There is a significant difference between the +2 cards of Ghost Ship and the +3 cards of the attacks in the previous section. The card-drawing of Ghost Ship simply counteracts the Ghost Ship attacks of your opponents, and doesn’t really allow you to build chains or draw larger hands. Ghost Ship does not provide enough drawing to be the primary source of +cards in an engine. Still, it slows the pace of the game down, which does open more doors for engines than othe BM strategies. But a lot of times, there won’t be a great a great engine to build, and Ghost Ship BM is pretty strong. Generally for Ghost Ship BM, you want as many Ghost Ships as possible, so you can keep playing them every turn. As explained in the Ghost Ship article, it’s important to be able to play multiple Ghost Ships in a row, so you probably want to get your 2nd (or even 3rd) Ghost Ship before your second Gold.
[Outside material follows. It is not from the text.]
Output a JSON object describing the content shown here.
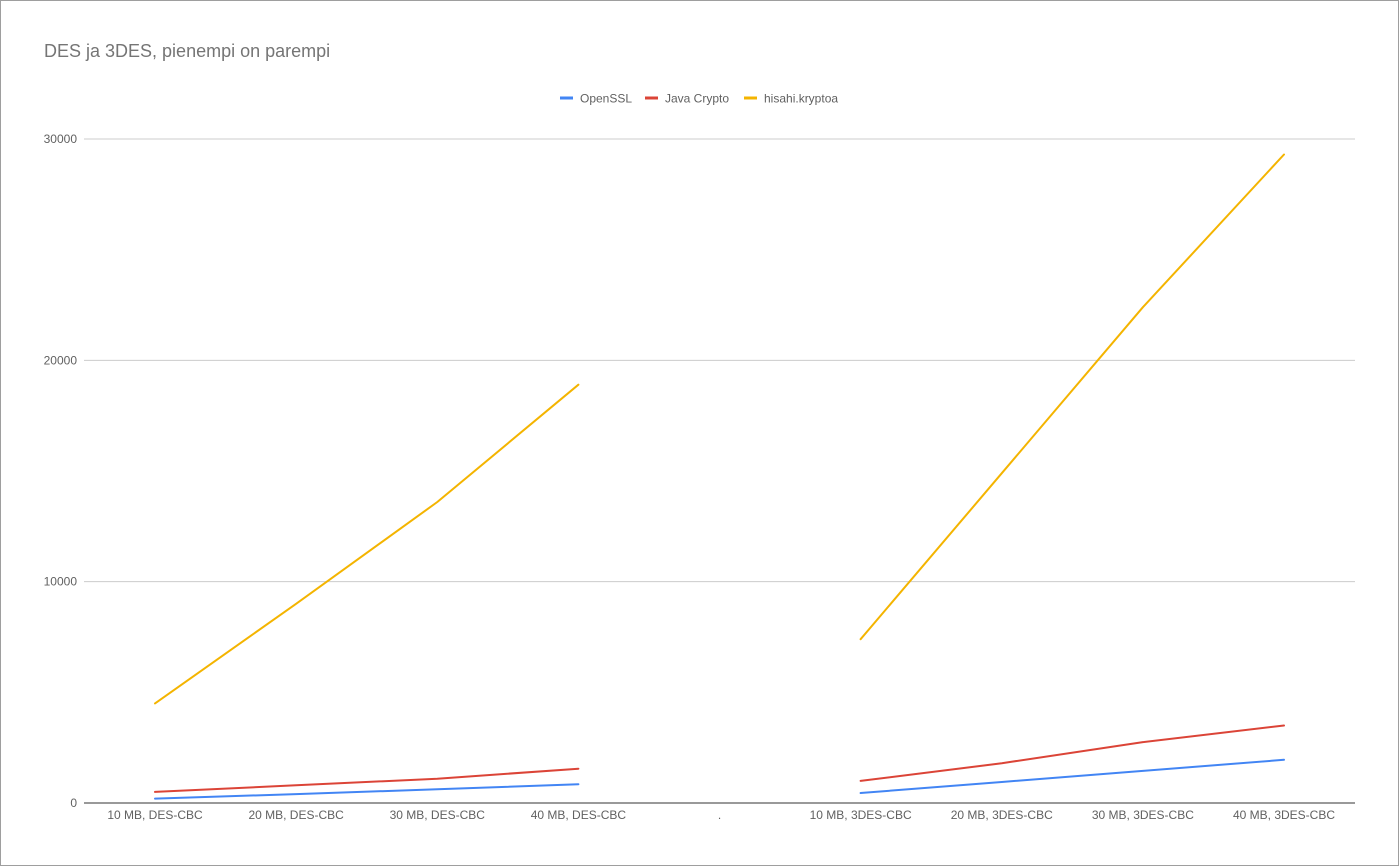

Since you’re trying to play Ghost Ships every turn, you really have no room for other terminal actions, so if you’re going to open with a terminal action, it better be a good one. This includes usual suspects (Jack, Masquerade, Island, Swindler, Monument), and additionally because of the decreased pace of the game, you can actually afford to open with multi-card trashing like Remake or Steward. Losing an early game turn or two to trashing is less painful in the typically longer Ghost Ship games, and you will have time to reap the benefits of a more streamlined BM deck.
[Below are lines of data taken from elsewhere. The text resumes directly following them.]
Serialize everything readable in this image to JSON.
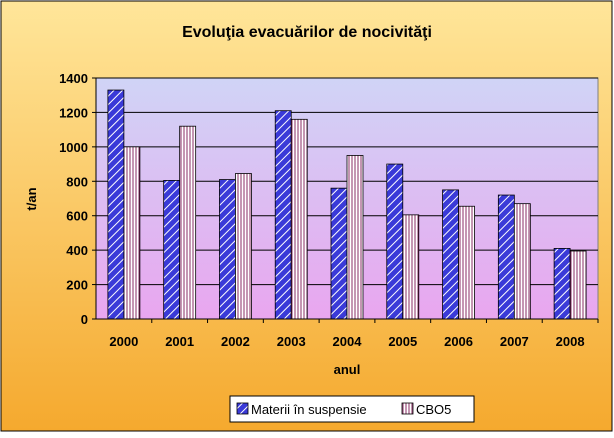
{
  "chart_data": {
    "type": "bar",
    "title": "Evoluţia evacuărilor de nocivităţi",
    "xlabel": "anul",
    "ylabel": "t/an",
    "categories": [
      "2000",
      "2001",
      "2002",
      "2003",
      "2004",
      "2005",
      "2006",
      "2007",
      "2008"
    ],
    "series": [
      {
        "name": "Materii în suspensie",
        "values": [
          1330,
          805,
          810,
          1210,
          760,
          900,
          750,
          720,
          410
        ]
      },
      {
        "name": "CBO5",
        "values": [
          1000,
          1120,
          845,
          1160,
          950,
          605,
          655,
          670,
          395
        ]
      }
    ],
    "ylim": [
      0,
      1400
    ],
    "yticks": [
      "0",
      "200",
      "400",
      "600",
      "800",
      "1000",
      "1200",
      "1400"
    ],
    "grid": true,
    "legend_position": "bottom",
    "colors": {
      "background_outer": "#f7b84a",
      "plot_top": "#d0d4f6",
      "plot_bottom": "#e9a6ef",
      "series1": "#3a3ad8",
      "series2": "#f0d8ec"
    }
  }
}
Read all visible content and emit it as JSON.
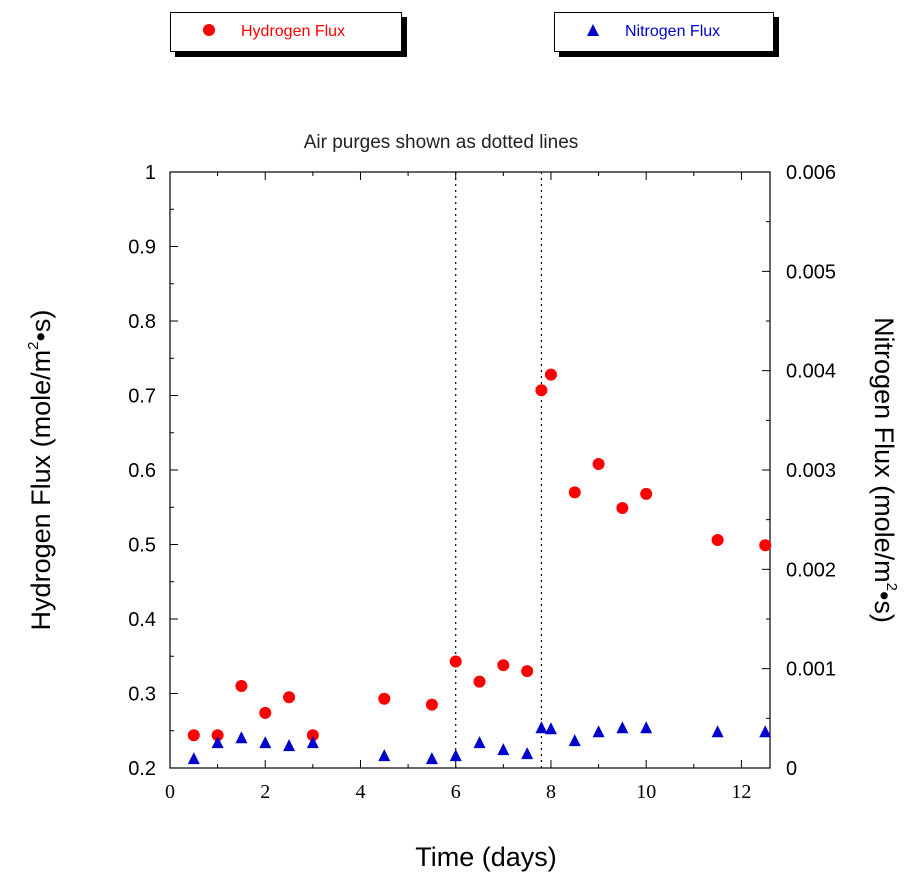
{
  "legend": {
    "hydrogen_label": "Hydrogen Flux",
    "nitrogen_label": "Nitrogen Flux"
  },
  "chart_data": {
    "type": "scatter",
    "title": "",
    "subtitle": "Air purges shown as dotted lines",
    "xlabel": "Time (days)",
    "ylabel_left": "Hydrogen Flux (mole/m²•s)",
    "ylabel_right": "Nitrogen Flux (mole/m²•s)",
    "xlim": [
      0,
      12.6
    ],
    "ylim_left": [
      0.2,
      1.0
    ],
    "ylim_right": [
      0,
      0.006
    ],
    "x_ticks": [
      "0",
      "2",
      "4",
      "6",
      "8",
      "10",
      "12"
    ],
    "y_left_ticks": [
      "0.2",
      "0.3",
      "0.4",
      "0.5",
      "0.6",
      "0.7",
      "0.8",
      "0.9",
      "1"
    ],
    "y_right_ticks": [
      "0",
      "0.001",
      "0.002",
      "0.003",
      "0.004",
      "0.005",
      "0.006"
    ],
    "vlines": [
      6,
      7.8
    ],
    "grid": false,
    "legend_position": "top",
    "series": [
      {
        "name": "Hydrogen Flux",
        "axis": "left",
        "color": "#ff0000",
        "marker": "circle",
        "x": [
          0.5,
          1.0,
          1.5,
          2.0,
          2.5,
          3.0,
          4.5,
          5.5,
          6.0,
          6.5,
          7.0,
          7.5,
          7.8,
          8.0,
          8.5,
          9.0,
          9.5,
          10.0,
          11.5,
          12.5
        ],
        "y": [
          0.244,
          0.244,
          0.31,
          0.274,
          0.295,
          0.244,
          0.293,
          0.285,
          0.343,
          0.316,
          0.338,
          0.33,
          0.707,
          0.728,
          0.57,
          0.608,
          0.549,
          0.568,
          0.506,
          0.499
        ]
      },
      {
        "name": "Nitrogen Flux",
        "axis": "right",
        "color": "#0000cc",
        "marker": "triangle",
        "x": [
          0.5,
          1.0,
          1.5,
          2.0,
          2.5,
          3.0,
          4.5,
          5.5,
          6.0,
          6.5,
          7.0,
          7.5,
          7.8,
          8.0,
          8.5,
          9.0,
          9.5,
          10.0,
          11.5,
          12.5
        ],
        "y": [
          0.0001,
          0.00026,
          0.00031,
          0.00026,
          0.00023,
          0.00026,
          0.00013,
          0.0001,
          0.00013,
          0.00026,
          0.00019,
          0.00015,
          0.00041,
          0.0004,
          0.00028,
          0.00037,
          0.00041,
          0.00041,
          0.00037,
          0.00037
        ]
      }
    ]
  }
}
The jury is still out on Oracle. Simulators don’t play it well, so it’s hard to say how well it does in various situations. Its draw is a little better than that of Ghost Ship, because it comes with a filter, but it’s still probably not enough to be the primary source of +Cards in an engine. Additionally, while the attack can be strong, it’s not consistently strong enough to noticeably lengthen a game. Since it can’t force long games like the $5 terminal draw attacks, Oracle will probably end up being used as a BM card more often than those attacks. In Oracle BM, because it only draws 2 cards, and it comes with a filter, you can probably afford to go up to 3 of them.
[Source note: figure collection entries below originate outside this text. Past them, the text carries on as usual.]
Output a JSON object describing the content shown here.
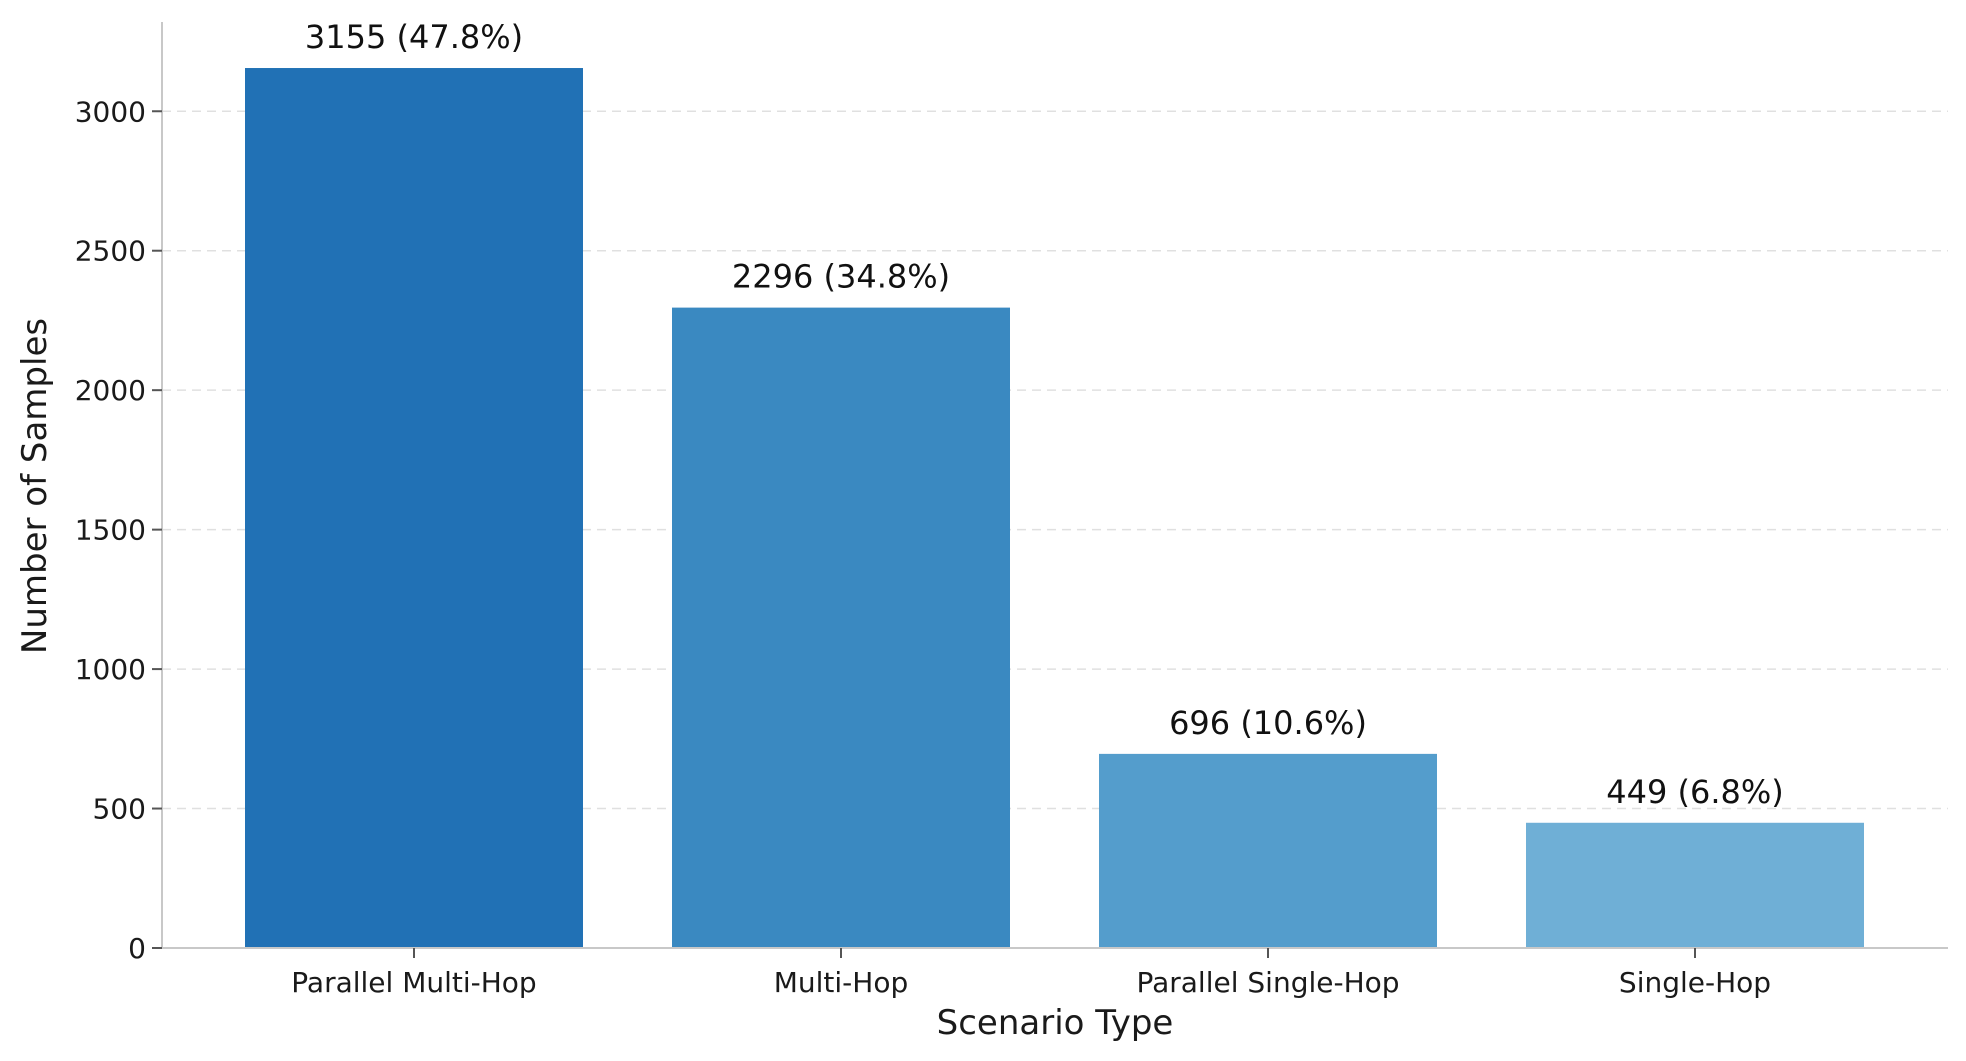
{
  "chart_data": {
    "type": "bar",
    "title": "",
    "xlabel": "Scenario Type",
    "ylabel": "Number of Samples",
    "categories": [
      "Parallel Multi-Hop",
      "Multi-Hop",
      "Parallel Single-Hop",
      "Single-Hop"
    ],
    "values": [
      3155,
      2296,
      696,
      449
    ],
    "bar_labels": [
      "3155 (47.8%)",
      "2296 (34.8%)",
      "696 (10.6%)",
      "449 (6.8%)"
    ],
    "colors": [
      "#2171b5",
      "#3a89c1",
      "#549dcc",
      "#6fafd6"
    ],
    "ylim": [
      0,
      3320
    ],
    "yticks": [
      0,
      500,
      1000,
      1500,
      2000,
      2500,
      3000
    ],
    "grid": "y-dashed",
    "legend": "none"
  }
}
Technically, the witches are terminal draw cards, but that aspect of the cards is more of an afterthought. They are primarily cursers, and the way the game plays out is going to depend largely on how you handle the curses or play with an uglier deck. Because they really junk up your deck, you will end up playing them in BM a fair amount. You usually want to stop at 2 (maybe 3 in rare situations where your opponent is trying to ignore Witch and make an engine) cursers because once the curse pile runs out, they’re not doing a whole lot for you. After that, because they aren’t actually major drawing cards and because your deck is probably a bit bloated from the curses, you can easily add in a few more terminals. In terms of openings for Witch, you’re looking at most of the typical stuff except Island, which doesn’t provide money to help you get to $5 early, and doesn’t trash enough to make up for it. You can, however, go with stronger trashers like Chapel or Ambassador.